/astray

Walk an AST without being led astray

Primary LanguageJavaScriptMIT LicenseMIT

astray CI codecov

A tiny (1.01 kB) and fast utility to walk an AST without being led astray.

Install

$ npm install --save astray

Usage

import { parse } from 'meriyah';
import * as astray from 'astray';

const AST = parse(`
  const sum = (a, b) => a + b;

  function square(a, b) {
    return a * b;
  }

  function sqrt(num) {
    let value = Math.sqrt(num);
    console.log('square root is:', value);
    return value;
  }
`)

let ref, STATE = new Map;

// Walk AST and find `let value` reference
astray.walk(AST, {
  Identifier(node, state) {
    if (node.name === 'value') {
      ref = node;
    } else if (node.name === 'Math') {
      state.set('Math', true);
    }
  },
  FunctionDeclaration: {
    enter(node, state) {
      state.set('Math', false);
    },
    exit(node, state) {
      console.log(`"${node.id.name}" used Math?`, state.get('Math'));
    }
  }
}, STATE);

//=> "square" used Math? false
//=> "sqrt" used Math? true

// What does `let value` see?
const bindings = astray.lookup(ref);
for (let key in bindings) {
  console.log(`"${key}" ~> `, bindings[key]);
}

//=> "value" ~>  { type: 'VariableDeclarator', ... }
//=> "sqrt" ~>  { type: 'FunctionDeclaration', ... }
//=> "num" ~>  { type: 'Identifier', ... }
//=> "sum" ~>  { type: 'VariableDeclarator', ... }
//=> "square" ~>  { type: 'FunctionDeclaration', ... }

API

astray.walk<T, S, M>(node: T, visitor: Visitor<S, M>, state?: S, parent?: any)

Type: Function
Returns: Path<T> or T or undefined

Begin traversing an AST starting with node and using the visitor definition. You may optionally provide a state data object that each of the visitor methods can access and/or manipulate.
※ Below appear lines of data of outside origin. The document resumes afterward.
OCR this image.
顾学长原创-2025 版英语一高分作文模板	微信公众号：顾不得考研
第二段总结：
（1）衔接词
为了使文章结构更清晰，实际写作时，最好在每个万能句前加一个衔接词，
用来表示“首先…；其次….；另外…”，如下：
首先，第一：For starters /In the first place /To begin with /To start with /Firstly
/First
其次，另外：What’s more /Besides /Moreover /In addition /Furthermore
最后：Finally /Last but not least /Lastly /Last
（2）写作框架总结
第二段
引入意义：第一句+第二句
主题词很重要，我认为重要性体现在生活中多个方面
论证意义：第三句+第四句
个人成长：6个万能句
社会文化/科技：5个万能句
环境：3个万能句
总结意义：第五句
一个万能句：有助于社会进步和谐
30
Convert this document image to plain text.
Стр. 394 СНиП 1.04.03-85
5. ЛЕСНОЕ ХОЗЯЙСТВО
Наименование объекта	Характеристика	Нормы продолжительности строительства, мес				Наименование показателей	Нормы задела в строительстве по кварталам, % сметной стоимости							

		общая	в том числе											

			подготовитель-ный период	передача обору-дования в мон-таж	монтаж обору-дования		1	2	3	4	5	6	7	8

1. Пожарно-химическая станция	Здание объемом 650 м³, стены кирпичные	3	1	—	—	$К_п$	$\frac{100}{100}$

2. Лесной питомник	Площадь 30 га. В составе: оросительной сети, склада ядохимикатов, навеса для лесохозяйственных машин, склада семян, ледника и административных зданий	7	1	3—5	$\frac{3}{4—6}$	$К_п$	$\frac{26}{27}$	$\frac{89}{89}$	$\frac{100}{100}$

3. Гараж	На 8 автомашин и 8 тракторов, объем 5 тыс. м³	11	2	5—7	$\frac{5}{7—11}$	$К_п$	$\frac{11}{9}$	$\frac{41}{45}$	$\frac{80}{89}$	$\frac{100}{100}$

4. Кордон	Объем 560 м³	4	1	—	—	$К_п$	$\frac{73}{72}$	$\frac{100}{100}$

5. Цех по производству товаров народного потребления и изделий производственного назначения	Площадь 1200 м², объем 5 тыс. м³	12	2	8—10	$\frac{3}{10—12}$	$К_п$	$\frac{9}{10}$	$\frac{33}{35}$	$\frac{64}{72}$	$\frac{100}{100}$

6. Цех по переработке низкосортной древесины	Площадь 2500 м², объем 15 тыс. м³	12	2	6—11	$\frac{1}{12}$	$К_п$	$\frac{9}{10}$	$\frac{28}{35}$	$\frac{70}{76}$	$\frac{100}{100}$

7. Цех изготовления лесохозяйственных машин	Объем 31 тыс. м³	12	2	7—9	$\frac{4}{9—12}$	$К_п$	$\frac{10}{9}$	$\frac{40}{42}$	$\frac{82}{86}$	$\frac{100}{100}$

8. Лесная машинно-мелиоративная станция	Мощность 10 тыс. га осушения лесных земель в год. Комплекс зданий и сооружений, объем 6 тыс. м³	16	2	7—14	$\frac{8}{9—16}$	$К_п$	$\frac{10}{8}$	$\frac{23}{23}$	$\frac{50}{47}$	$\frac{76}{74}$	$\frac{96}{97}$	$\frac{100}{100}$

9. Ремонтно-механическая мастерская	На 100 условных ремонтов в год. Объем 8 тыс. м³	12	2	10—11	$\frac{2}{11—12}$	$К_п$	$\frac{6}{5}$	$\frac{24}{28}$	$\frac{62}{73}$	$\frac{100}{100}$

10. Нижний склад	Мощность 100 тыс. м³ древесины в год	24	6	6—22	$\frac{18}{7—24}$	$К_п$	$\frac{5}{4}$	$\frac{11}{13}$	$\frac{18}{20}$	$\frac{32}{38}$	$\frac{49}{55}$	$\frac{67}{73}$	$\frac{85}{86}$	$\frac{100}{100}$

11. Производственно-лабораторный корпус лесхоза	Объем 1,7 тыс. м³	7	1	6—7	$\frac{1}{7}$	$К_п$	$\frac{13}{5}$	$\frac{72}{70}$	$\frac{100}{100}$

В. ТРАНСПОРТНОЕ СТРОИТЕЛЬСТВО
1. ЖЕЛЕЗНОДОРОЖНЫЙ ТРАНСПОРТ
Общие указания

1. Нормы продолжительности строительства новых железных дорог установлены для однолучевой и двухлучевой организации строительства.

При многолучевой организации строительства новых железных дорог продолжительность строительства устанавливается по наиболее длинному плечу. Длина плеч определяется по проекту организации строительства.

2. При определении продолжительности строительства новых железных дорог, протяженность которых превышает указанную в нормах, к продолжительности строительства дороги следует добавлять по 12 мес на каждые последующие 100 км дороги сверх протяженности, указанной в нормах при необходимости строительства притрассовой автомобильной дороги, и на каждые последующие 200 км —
You may also define a parent, if known, for the starting node; however, this will likely be unknown most of the time.

If node is falsey, then astray.walk returns nothing.
If node is not an object, then the node itself is returned.
Otherwise, any other object/array value will be traversed and returned with an added Path context.

node

Type: any

The walker's starting node. Its children will be traversed recursively against the visitor definition.

visitor

Type: Visitor

The defined behavior for traversal. See Visitors for more.

state

Type: any
Required: false

Any state data to be shared or manipulated during traversal. When defined, all Visitors will have access to this value.

parent

Type: any
Required: false

The node's parent, if known.

Note: You will likely never need to define this!
In fact, astray.walk is recursive and sets/tracks this value as part of each node's Path Context.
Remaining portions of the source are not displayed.